I turned around just in time to see a fist soaring through the air toward me. I ducked out of the way, throwing myself against the table. Tom, momentarily knocked off balance, staggered and fell backward.

With River on one side of us and Tom on the other, it seemed like there was no escape. Being young and in good health, I had never until that moment thought about how it would feel to be injured or dead (In the latter case, would I even feel anything?). As the gang encircled us, I experienced a moment of existential panic. Twenty-five years old, and I hadn’t done any of the things I had wanted to do in my life.

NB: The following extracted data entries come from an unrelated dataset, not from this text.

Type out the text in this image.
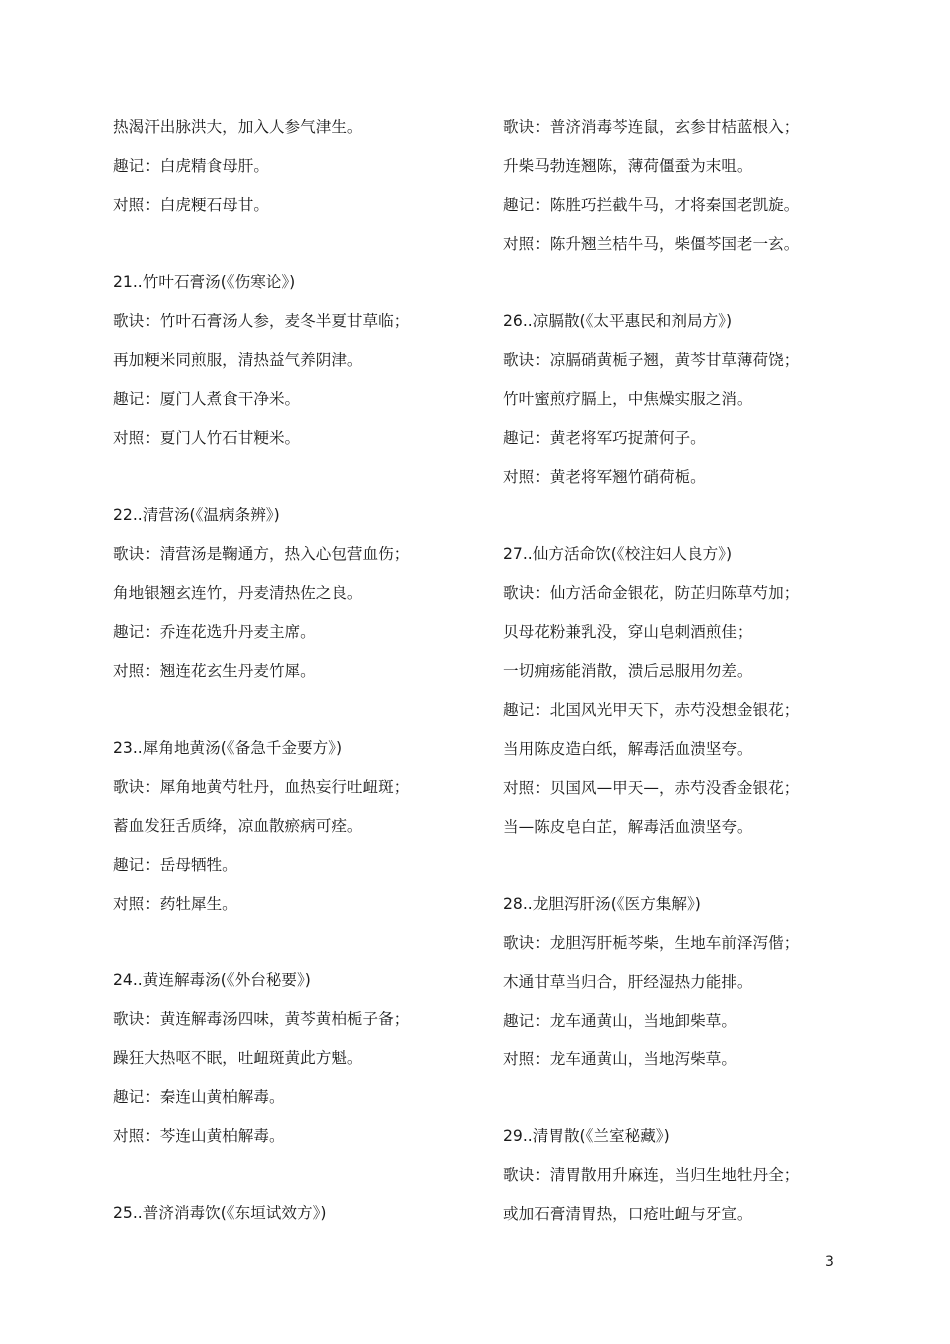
热渴汗出脉洪大，加入人参气津生。
趣记：白虎精食母肝。
对照：白虎粳石母甘。
21..竹叶石膏汤(《伤寒论》)
歌诀：竹叶石膏汤人参，麦冬半夏甘草临；
再加粳米同煎服，清热益气养阴津。
趣记：厦门人煮食干净米。
对照：夏门人竹石甘粳米。
22..清营汤(《温病条辨》)
歌诀：清营汤是鞠通方，热入心包营血伤；
角地银翘玄连竹，丹麦清热佐之良。
趣记：乔连花选升丹麦主席。
对照：翘连花玄生丹麦竹犀。
23..犀角地黄汤(《备急千金要方》)
歌诀：犀角地黄芍牡丹，血热妄行吐衄斑；
蓄血发狂舌质绛，凉血散瘀病可痊。
趣记：岳母牺牲。
对照：药牡犀生。
24..黄连解毒汤(《外台秘要》)
歌诀：黄连解毒汤四味，黄芩黄柏栀子备；
躁狂大热呕不眠，吐衄斑黄此方魁。
趣记：秦连山黄柏解毒。
对照：芩连山黄柏解毒。
25..普济消毒饮(《东垣试效方》)
歌诀：普济消毒芩连鼠，玄参甘桔蓝根入；
升柴马勃连翘陈，薄荷僵蚕为末咀。
趣记：陈胜巧拦截牛马，才将秦国老凯旋。
对照：陈升翘兰桔牛马，柴僵芩国老一玄。
26..凉膈散(《太平惠民和剂局方》)
歌诀：凉膈硝黄栀子翘，黄芩甘草薄荷饶；
竹叶蜜煎疗膈上，中焦燥实服之消。
趣记：黄老将军巧捉萧何子。
对照：黄老将军翘竹硝荷栀。
27..仙方活命饮(《校注妇人良方》)
歌诀：仙方活命金银花，防芷归陈草芍加；
贝母花粉兼乳没，穿山皂刺酒煎佳；
一切痈疡能消散，溃后忌服用勿差。
趣记：北国风光甲天下，赤芍没想金银花；
当用陈皮造白纸，解毒活血溃坚夸。
对照：贝国风—甲天—，赤芍没香金银花；
当—陈皮皂白芷，解毒活血溃坚夸。
28..龙胆泻肝汤(《医方集解》)
歌诀：龙胆泻肝栀芩柴，生地车前泽泻偕；
木通甘草当归合，肝经湿热力能排。
趣记：龙车通黄山，当地卸柴草。
对照：龙车通黄山，当地泻柴草。
29..清胃散(《兰室秘藏》)
歌诀：清胃散用升麻连，当归生地牡丹全；
或加石膏清胃热，口疮吐衄与牙宣。
3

My thoughts were interrupted by the sound of wood splintering. A kindly observer from a neighboring table had broken a chair over River’s head. He stumbled a few paces forward and fell face-first onto the cold floor.

While the rest of the gang swarmed our chair-throwing companion, Sean and I decided to make a break for it. We turned and ran. We didn’t stop running until we had reached his Nissan.

“I’ll admit that was more intense than I cared for,” I said as I climbed in. “I prefer games that don’t come with a risk of being put in a coma.”

But Sean didn’t respond. Instead, he knelt down in the parking lot next to the car and expelled his lunch into a fresh puddle of rain. It was some minutes before he managed to recover himself and crawl back into the car.

“You want me to drive?” I asked.

“If you would, please.” He handed me the keys.

We were mostly quiet as we drove home through the rain-dogged afternoon. The gray sky above us and the marshes on either side of us seemed bathed in an uncommon light. Once we paused at an intersection adjacent to a small park, through the rearview mirror, I saw a dog sunning himself in front of an old, rusted swing set.